По ней не видно было, что она нуждалась. Краснощекая, грудастая, она выглядела цветущей молодкой. И глаза настырно блестели. В крестком чуть ли не каждый день приходили бедняки. Больше всего это были вдовы. Прося помощи, они плакали, стонали. А эта не плакала, а улыбалась. И улыбалась так, будто пришла не хлеба просить, а в гости звать.

— Ну, так как же, председатель? Пудиков пять бы. И мукой, понятно. А то этот дьявол, Комаров-то, за помол уж больно дерет. Ну, вызволяй, председатель.

— Не могу, — сказал я, почему-то испытывая раздражение. — Не располагаю возможностью. Да и вряд ли ты нуждаешься.

— Ей-богу, нуждаюсь. Вот те крест. — И небрежно перекрестилась. — Нужда уже на плечах. Давить начинает. Ну, отпусти, председатель. Пудиков пяток. Двое ребятишек. Да и самой жрать надо. — И, воровато оглянувшись на дверь, подалась ко мне. — А я уж отблагодарю. Зайдешь как-нибудь, бутылочку разопьем. Самого крепкого достану.

Я чувствовал, как загораются мои уши. Хотелось надавать ей по щекам и выгнать вон. Ничего другого нахальная вдова не заслуживала. Но я сидел неподвижно, как пригвожденный к месту. И ничем не выражал негодования. Она была еще и кляузной, эта Землячиха. И несладко приходилось тому, кто попадал ей на язык.

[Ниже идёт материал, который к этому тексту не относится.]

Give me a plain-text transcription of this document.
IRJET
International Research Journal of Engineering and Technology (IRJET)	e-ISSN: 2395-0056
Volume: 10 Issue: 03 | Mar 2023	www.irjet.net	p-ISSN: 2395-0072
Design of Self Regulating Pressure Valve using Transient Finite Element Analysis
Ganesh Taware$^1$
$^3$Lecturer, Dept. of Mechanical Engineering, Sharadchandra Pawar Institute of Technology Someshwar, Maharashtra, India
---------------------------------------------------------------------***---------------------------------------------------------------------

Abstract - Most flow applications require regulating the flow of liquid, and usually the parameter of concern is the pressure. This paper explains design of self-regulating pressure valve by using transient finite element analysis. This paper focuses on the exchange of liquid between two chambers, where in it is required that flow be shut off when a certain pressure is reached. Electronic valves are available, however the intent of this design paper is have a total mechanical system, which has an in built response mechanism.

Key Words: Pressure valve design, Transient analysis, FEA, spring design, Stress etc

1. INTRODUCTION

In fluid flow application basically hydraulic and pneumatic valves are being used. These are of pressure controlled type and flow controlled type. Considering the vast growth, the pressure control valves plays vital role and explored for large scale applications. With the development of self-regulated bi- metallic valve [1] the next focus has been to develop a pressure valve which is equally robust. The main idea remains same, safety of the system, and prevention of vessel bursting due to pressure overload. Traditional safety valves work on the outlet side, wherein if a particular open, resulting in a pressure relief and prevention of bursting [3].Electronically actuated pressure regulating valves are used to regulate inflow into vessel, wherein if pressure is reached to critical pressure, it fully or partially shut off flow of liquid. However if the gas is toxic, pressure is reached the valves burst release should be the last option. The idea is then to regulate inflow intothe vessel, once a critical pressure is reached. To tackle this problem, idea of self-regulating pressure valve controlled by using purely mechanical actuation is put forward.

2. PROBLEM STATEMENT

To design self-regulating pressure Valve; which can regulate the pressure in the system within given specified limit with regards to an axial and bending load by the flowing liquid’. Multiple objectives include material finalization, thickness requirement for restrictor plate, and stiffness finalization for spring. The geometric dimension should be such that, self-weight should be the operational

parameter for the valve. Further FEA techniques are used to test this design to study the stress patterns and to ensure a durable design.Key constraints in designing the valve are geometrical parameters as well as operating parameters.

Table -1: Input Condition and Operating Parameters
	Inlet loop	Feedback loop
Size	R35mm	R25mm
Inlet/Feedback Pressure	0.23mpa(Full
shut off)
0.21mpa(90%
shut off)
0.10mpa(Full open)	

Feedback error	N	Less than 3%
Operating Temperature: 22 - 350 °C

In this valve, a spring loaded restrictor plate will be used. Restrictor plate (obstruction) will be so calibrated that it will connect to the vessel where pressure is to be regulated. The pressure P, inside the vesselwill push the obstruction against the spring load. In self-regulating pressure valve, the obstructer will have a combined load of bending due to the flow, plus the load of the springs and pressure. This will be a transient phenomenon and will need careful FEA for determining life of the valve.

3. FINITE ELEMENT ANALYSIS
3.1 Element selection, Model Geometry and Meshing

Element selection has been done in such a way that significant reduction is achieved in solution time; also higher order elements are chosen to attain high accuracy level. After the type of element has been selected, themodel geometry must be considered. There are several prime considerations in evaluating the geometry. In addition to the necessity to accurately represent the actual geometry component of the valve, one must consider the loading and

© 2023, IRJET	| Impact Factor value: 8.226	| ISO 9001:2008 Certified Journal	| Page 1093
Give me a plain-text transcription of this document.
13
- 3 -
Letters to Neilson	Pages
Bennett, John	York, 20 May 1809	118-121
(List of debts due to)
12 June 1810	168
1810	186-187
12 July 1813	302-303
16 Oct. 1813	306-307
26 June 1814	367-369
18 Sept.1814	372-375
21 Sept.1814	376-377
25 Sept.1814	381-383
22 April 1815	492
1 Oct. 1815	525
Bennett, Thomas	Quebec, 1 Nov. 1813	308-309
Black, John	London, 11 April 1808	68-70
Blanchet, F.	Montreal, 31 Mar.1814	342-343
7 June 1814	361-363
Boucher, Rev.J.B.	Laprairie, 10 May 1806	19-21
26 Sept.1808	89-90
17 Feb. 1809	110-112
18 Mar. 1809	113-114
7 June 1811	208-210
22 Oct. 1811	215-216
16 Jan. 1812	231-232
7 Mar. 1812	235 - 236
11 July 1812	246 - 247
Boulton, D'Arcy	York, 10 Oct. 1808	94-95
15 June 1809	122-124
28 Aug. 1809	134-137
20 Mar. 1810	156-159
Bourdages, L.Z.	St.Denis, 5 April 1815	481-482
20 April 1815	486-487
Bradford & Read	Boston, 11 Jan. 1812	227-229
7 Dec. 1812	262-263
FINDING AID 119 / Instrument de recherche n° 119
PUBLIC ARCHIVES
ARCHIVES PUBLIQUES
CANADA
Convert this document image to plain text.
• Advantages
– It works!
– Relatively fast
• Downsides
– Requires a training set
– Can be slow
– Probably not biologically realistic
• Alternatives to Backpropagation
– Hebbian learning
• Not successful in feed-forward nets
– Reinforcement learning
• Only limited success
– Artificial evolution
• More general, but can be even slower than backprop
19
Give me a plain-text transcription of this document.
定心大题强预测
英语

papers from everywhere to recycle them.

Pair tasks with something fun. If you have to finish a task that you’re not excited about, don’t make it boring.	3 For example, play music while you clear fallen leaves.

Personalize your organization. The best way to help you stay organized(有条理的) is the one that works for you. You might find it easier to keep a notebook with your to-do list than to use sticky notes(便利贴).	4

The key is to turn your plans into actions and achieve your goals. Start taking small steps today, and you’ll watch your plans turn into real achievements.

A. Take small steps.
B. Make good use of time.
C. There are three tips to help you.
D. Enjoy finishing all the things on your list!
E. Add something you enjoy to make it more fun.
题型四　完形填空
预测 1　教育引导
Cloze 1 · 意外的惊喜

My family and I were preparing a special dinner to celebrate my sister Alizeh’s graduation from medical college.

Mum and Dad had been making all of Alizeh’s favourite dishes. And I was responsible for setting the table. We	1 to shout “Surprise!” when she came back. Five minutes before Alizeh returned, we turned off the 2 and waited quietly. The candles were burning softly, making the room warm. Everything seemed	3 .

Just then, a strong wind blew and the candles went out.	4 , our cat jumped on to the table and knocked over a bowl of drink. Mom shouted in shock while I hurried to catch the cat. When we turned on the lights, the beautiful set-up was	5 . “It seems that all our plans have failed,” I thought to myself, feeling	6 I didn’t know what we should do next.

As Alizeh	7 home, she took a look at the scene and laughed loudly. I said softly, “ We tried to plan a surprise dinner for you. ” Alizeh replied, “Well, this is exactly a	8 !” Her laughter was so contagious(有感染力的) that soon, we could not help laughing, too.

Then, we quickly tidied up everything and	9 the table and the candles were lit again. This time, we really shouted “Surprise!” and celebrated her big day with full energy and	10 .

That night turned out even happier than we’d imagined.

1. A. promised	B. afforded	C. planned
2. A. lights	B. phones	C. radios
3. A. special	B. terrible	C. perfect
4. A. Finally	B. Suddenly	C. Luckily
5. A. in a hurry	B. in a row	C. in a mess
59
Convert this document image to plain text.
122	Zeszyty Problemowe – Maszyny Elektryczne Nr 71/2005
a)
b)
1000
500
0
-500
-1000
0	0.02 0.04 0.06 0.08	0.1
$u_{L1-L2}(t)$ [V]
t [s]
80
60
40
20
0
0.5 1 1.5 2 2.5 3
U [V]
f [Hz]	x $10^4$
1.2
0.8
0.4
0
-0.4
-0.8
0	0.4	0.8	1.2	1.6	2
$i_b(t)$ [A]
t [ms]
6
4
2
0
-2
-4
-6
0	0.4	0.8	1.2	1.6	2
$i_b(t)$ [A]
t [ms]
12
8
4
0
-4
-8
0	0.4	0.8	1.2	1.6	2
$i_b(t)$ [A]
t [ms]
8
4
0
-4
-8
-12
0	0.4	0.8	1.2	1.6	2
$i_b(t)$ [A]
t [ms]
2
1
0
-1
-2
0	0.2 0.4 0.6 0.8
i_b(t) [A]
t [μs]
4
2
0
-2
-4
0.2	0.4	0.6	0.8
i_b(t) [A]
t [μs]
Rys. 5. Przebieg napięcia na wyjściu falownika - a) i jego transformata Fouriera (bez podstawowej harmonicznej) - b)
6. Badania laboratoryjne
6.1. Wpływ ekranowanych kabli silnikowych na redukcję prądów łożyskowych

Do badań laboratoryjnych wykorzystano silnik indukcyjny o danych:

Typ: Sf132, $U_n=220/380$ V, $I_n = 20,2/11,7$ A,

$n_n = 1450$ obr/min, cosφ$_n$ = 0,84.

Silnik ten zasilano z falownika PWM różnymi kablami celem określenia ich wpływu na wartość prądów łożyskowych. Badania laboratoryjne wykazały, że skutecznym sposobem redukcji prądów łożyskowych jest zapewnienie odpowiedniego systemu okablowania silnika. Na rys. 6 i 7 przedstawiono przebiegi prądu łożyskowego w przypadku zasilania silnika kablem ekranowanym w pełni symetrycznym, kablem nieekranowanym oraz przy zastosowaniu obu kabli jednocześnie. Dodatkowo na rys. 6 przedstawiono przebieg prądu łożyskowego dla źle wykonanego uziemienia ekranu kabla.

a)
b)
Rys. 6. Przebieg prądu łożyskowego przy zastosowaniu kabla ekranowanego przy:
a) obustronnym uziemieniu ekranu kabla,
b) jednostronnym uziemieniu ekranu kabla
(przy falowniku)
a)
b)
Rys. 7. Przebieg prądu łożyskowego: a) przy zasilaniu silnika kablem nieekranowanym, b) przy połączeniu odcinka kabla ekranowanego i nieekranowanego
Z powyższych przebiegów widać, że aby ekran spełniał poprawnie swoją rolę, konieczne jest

— Ну, так как же, председатель? — спросила Домка. — Поладили?

— Нет, не поладили, — набрался решимости я. — Самогонка твоя не требуется. Угощай кого-либо другого. А я тебе неподкупный. Хлеба не дам. Ни за что не дам.

Домка обиженно поджала губы. А потом спросила:

— Что за причина, председатель?

— Я уже сказал, — пояснил я. — Не такая уж ты беднячка.

— Как это не такая? — возмутилась вдова. — Двое сирот. Мужа в гражданку потеряла. Ни кола, ни двора нет. Хата и та подпорок просит. Какую ж тебе еще беднячку?

— На самогонке небось немало наспекулировала? Сотнями, должно, загребала?

Домка полоснула меня злым взглядом:

— Ххха, сотнями! Какой ты провидец! Прямо в нутре все замечаешь…

— Ладно, — прервал я. — Кончим разговоры. Хлеба нет. Купишь в городе на базаре.

На круглом лице вдовы проступили коричневые пятна. А раскосые глаза совсем сузились и стали похожи на лезвие ножа.

— В город сам проваливай. А я в кресткоме получу. Не хуже других горемыка. Имею полное право. И требую.

Я не выдержал и, грохнув кулаком по столу, крикнул:

— А я не дам!

Домка вся выпрямилась и тоже бухнула кулаком по столу.

— Нет, дашь!

— Нет, не дам!

— Нет, дашь!

Усилием воли мне все же удалось удержать себя, и я, стараясь быть спокойным, сказал:

— Ну, вот что. Уходи отсюда. Сейчас же уходи. Иначе я не ручаюсь…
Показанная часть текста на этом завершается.